NEW YORK, NY.- "Romaniote Memories - a Jewish Journey from Ioannina, Greece to Manhattan: Photographs by Vincent Giordano" opened on Thursday, September 19th, 2019 at the
Consulate of Greece in New York and will continue through October 3rd, 2019. A lecture and panel discussion about Romaniote Jews will take place at the Consulate on Wednesday, September 25th.
The photographs are part of a multi-media archive, created by Giordano, who died in 2010, which was sponsored by International Survey of Jewish Monuments and since June, 2019 has found a new home at the Hellenic American Project and Special Collections at the Library of Queens College, New York under the direction of Dr. Nicholas Alexiou.

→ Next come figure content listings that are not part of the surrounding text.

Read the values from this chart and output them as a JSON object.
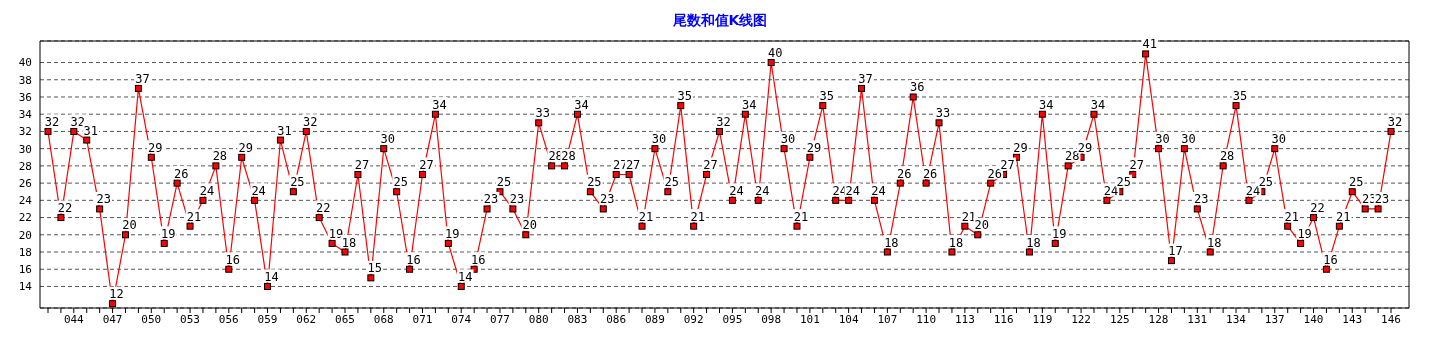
{
  "chart_data": {
    "type": "line",
    "title": "尾数和值K线图",
    "categories": [
      null,
      null,
      "044",
      null,
      null,
      "047",
      null,
      null,
      "050",
      null,
      null,
      "053",
      null,
      null,
      "056",
      null,
      null,
      "059",
      null,
      null,
      "062",
      null,
      null,
      "065",
      null,
      null,
      "068",
      null,
      null,
      "071",
      null,
      null,
      "074",
      null,
      null,
      "077",
      null,
      null,
      "080",
      null,
      null,
      "083",
      null,
      null,
      "086",
      null,
      null,
      "089",
      null,
      null,
      "092",
      null,
      null,
      "095",
      null,
      null,
      "098",
      null,
      null,
      "101",
      null,
      null,
      "104",
      null,
      null,
      "107",
      null,
      null,
      "110",
      null,
      null,
      "113",
      null,
      null,
      "116",
      null,
      null,
      "119",
      null,
      null,
      "122",
      null,
      null,
      "125",
      null,
      null,
      "128",
      null,
      null,
      "131",
      null,
      null,
      "134",
      null,
      null,
      "137",
      null,
      null,
      "140",
      null,
      null,
      "143",
      null,
      null,
      "146"
    ],
    "series": [
      {
        "color": "#ff0000",
        "values": [
          32,
          22,
          32,
          31,
          23,
          12,
          20,
          37,
          29,
          19,
          26,
          21,
          24,
          28,
          16,
          29,
          24,
          14,
          31,
          25,
          32,
          22,
          19,
          18,
          27,
          15,
          30,
          25,
          16,
          27,
          34,
          19,
          14,
          16,
          23,
          25,
          23,
          20,
          33,
          28,
          28,
          34,
          25,
          23,
          27,
          27,
          21,
          30,
          25,
          35,
          21,
          27,
          32,
          24,
          34,
          24,
          40,
          30,
          21,
          29,
          35,
          24,
          24,
          37,
          24,
          18,
          26,
          36,
          26,
          33,
          18,
          21,
          20,
          26,
          27,
          29,
          18,
          34,
          19,
          28,
          29,
          34,
          24,
          25,
          27,
          41,
          30,
          17,
          30,
          23,
          18,
          28,
          35,
          24,
          25,
          30,
          21,
          19,
          22,
          16,
          21,
          25,
          23,
          23,
          32
        ]
      }
    ],
    "ylim": [
      11.5,
      42.5
    ],
    "yticks": [
      14,
      16,
      18,
      20,
      22,
      24,
      26,
      28,
      30,
      32,
      34,
      36,
      38,
      40
    ],
    "grid": "y",
    "marker": "square",
    "line_style": "solid",
    "data_labels": true
  }
}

The Vincent Giordano multi-media archive is comprised of an assortment of written material, photographic negatives, prints and slides, audio cassettes and other tapes, video mini-cassettes and other recordings, and miscellaneous material related to Giordano's more than decade-long documentation of the Greek-Jewish community of Kehila Kedosha Janina in New York and the synagogue and community in Ioannina, Greece. Mr. Giordano received a grant from the Fulbright Foundation in 2009 with the Jewish Museum of Greece acting as the host institution.
In 1999, photographer Vincent Giordano made an unplanned visit to the small Kehila Kedosha Janina (KKJ) synagogue on New Yorks Lower East Side. He knew little about Judaism or synagogues, and even less about the Romaniote Jewish tradition of which KKJ, built in 1927, is the lone North American representative. In this he was not alone. Romaniotes are among the least known of Jewish communities. Since the Holocaust, when 85% of all Jews in Greece perished and the historic Romaniote communities in Greece largely destroyed, KKJ has struggled to maintain its millennia-old traditions.